以至于放学回家时,周围人都走了,他也没急着跑路。而是站在教室门口,于瑟瑟寒风中悄无声息地抹了一把泪。
……随即又拿出手机,精神百倍地开始战斗。
—
任免当然不可能知道这个。
隔天晚上,他跟陈小葵换了个房间呆着,依旧是孤男寡女,脉脉温情。
“……唰。”
任免眉头一跳。
温情断了,没了节奏。
钢琴声戛然而止,少女愧疚地收手,歉疚地认错。
陈小葵也没料到自己翻页会遭遇因为坐的过远而手不够用的情况。
她想了想,又很愧疚地抱拳:“是人总有第一次,大哥,再给我一次机会。”
这熟了是不一样,还会自己开玩笑调节气氛了。
任免斜斜地看了她一眼,没作声,修长的手指再次放到琴键上。
陈小葵慢慢地,宛如蜗牛一般,把钢琴凳旁边的椅子又往前挪了挪。
……挺讨巧的,还是隔了老远一段距离。
任免心里跟明镜似,冷冷一笑,面上不露声色,稳坐如钟。
少年的房门没关,整个房间都是简单到极致的黑白灰,非常符合他给人的印象,利落工整到处处都有强迫症,仿佛一点尘埃不沾。
冯婉宁正巧过来例行公事送牛奶,看到这情景,迅速会意:“哎哟,凳子大了吧……我去给你拿个小的。”
任免学钢琴这事儿当初是她提的建议,征求了小孩本人的意见后,才给果断送去学习。只是可惜这么多年鲜少有登台表现的机会,眼见着机会上门,自然表露出了作为一个家长高度的配合。
陈小葵也机灵,她站起身,见拦不住,只能连忙回应:“谢谢婉宁阿姨!”
伸着头踮着脚,注视着人影远去,几秒后,才又慢慢地坐回去。
冯婉宁走的很快,整个屋子再次变得空空荡荡,只剩两个人。
走廊上只有昏黄的照明灯,他们俩坐在任免的房间里,谁都不主动说话。
钢琴声再次在房间里开始流淌。
……元旦晚会啊。
这辈子,她也没想过自己能跟什么晚会扯上关系。
陈小葵向来很有自知之明,没什么才艺,也算不上高挑,自从母亲去世以后,因为话少,说话时又总是带着点口音,人缘不行,也基本很少被人叫去参与这种活动。
上了附中之后,倒是奇奇怪怪,什么都做了。
也算有了好朋友,运动会班牌举过了不说,现在还得陪人登台。
陈原要是听说了,应该会很欣慰吧。
陈小葵有点神游天外,目光聚集在琴键上翻飞的手指,思绪飘忽,想到最后,想的是丁婉婉昨天那张纸条上的话,约她元旦晚会后,两个人单独在食堂门口碰头。
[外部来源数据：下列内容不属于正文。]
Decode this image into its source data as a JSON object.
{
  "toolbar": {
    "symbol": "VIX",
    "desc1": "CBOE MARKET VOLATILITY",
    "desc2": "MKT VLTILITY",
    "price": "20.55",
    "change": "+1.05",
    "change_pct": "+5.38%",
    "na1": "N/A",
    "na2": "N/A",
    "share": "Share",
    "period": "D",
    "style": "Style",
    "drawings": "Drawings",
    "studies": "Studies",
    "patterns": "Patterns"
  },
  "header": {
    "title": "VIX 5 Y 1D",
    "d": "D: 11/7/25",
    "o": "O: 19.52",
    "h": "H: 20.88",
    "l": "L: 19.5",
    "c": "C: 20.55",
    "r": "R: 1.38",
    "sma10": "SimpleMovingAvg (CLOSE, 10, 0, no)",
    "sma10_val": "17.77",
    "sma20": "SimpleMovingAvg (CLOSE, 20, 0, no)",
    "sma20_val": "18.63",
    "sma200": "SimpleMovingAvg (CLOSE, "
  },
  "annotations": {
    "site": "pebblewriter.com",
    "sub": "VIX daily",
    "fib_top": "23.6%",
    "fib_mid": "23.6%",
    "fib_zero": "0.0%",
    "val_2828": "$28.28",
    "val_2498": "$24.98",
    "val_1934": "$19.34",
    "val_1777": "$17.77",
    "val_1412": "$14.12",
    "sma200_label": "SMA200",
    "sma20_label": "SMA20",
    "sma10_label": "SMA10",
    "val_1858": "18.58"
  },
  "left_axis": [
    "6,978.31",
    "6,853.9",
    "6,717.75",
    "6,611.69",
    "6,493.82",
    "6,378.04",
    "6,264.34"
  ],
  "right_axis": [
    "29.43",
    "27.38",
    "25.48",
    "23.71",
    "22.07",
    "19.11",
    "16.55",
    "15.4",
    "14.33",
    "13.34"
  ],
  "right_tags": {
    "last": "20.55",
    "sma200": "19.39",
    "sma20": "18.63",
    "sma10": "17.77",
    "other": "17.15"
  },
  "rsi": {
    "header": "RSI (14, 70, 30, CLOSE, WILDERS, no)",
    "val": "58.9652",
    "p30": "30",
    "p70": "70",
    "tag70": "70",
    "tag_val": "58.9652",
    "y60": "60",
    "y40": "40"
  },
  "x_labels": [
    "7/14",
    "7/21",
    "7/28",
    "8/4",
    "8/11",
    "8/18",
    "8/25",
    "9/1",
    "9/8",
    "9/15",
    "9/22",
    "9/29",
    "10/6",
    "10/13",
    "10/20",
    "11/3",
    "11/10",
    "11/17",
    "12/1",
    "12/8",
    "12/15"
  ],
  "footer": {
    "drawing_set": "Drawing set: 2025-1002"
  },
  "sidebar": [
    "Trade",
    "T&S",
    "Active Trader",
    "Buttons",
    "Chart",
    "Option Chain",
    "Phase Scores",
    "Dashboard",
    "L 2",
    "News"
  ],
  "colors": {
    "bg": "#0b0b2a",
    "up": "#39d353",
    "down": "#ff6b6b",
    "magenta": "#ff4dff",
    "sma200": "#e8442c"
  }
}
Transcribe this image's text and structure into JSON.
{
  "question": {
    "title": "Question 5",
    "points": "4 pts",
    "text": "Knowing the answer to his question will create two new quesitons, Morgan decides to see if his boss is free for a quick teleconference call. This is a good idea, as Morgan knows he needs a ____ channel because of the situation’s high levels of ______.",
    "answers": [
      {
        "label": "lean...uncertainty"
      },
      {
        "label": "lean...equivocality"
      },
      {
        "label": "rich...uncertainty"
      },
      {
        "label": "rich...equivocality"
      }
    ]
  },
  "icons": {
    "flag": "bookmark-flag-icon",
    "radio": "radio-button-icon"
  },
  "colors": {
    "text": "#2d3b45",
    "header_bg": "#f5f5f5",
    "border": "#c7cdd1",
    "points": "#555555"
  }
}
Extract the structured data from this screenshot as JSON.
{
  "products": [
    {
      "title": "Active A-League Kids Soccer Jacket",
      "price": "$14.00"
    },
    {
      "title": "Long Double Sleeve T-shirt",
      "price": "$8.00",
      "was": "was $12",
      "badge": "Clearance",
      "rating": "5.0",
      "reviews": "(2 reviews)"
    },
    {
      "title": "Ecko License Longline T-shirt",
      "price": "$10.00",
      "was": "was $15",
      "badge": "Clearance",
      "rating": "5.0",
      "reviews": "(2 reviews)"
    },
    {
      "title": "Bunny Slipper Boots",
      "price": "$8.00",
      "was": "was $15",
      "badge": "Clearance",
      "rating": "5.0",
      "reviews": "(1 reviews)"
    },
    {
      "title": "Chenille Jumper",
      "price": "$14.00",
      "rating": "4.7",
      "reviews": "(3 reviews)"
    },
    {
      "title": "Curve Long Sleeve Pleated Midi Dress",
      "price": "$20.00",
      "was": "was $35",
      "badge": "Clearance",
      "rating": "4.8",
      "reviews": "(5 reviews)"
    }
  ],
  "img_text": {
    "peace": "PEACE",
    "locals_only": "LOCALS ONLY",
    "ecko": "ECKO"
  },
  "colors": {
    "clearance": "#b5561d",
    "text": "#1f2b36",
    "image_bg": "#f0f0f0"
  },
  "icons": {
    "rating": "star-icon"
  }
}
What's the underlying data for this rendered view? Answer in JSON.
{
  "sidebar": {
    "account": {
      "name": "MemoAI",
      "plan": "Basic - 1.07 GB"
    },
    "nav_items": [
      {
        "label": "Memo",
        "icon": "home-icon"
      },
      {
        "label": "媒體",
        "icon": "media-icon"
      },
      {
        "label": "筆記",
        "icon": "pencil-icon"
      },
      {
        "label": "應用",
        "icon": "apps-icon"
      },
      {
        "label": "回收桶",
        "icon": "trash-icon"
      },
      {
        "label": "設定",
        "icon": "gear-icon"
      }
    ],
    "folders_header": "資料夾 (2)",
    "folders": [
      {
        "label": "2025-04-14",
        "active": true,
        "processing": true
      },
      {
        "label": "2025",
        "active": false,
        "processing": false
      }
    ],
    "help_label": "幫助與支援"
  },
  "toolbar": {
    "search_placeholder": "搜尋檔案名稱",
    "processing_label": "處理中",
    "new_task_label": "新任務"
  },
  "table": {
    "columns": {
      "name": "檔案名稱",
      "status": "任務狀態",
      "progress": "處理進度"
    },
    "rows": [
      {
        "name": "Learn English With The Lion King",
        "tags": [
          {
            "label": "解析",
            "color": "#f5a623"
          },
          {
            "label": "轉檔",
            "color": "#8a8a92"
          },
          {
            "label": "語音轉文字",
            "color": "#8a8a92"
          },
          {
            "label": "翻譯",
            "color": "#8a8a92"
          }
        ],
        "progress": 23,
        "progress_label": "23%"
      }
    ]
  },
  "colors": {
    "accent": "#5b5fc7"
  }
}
她本来还想问明白为什么,今天瞧见越发憔悴的同桌,却又什么话都说不出来了,叹息着在纸上回了个好字。
陈小葵其实是看着丁婉婉,有点想起了自己。
刚刚失去父母的自己。
孤僻,自尊心高,总是和人远远地保持距离,骨子里又不太能和人放下心防,就好像——
好像这个世界没什么特别值得留恋的东西似的,只是为了活着而活着,什么人说话,都只是自顾自地说好。
会和人不对付,好像也是很正常的事情……?
她很少试图回忆什么,因为翻起来总会有绕不过的不好事情。
陈小葵抿了抿嘴唇。
曾经和她最不对付的人,此刻就在她的身边坐着。
甚至因为距离有点太近,而反而产生了一些忐忑。
——“揍我也行。”
被冷嘲热讽时,她会麻木地想,这辈子也就这样的关系了。最好的进展,也就止于前些日子的朋友,一起长大的发小,之后就该高中毕业,进入大学江湖不见。
但从没有想过,他会温和地说那句话,就好像无奈又纵容,主动认错,一边分过来一半橘子。
……认错?
……
陈小葵感觉自己心跳有点无法抑制地加快。
一整天都是这样。
一旦回忆到这里,所有的事情又都突然变了味。
她会仿佛被人点醒了似的意识到,自己是在对方的房间,和任免单独相处。
光是这么想,就不可控地生出一种不自在,根本不能用事后结果的理智考虑按压下去,翻谱这么个简单的事儿都做不好。
是异性本能的自我保护?
她脑子里冒出了这么个说法,倒也想的挺开……就自己这身板,还能有什么贪图。
那不然是什么。
“……这里翻页。”
任免的声音淡淡地响起时,陈小葵下意识想也没想,伸手加以配合。
这次她学乖了,直接站了起来,小心翼翼地踮脚总算做到了翻谱员该做的事情。
少女深深地呼出一口气,又不动声色,悄悄地坐下,仿佛生怕打扰了身侧人。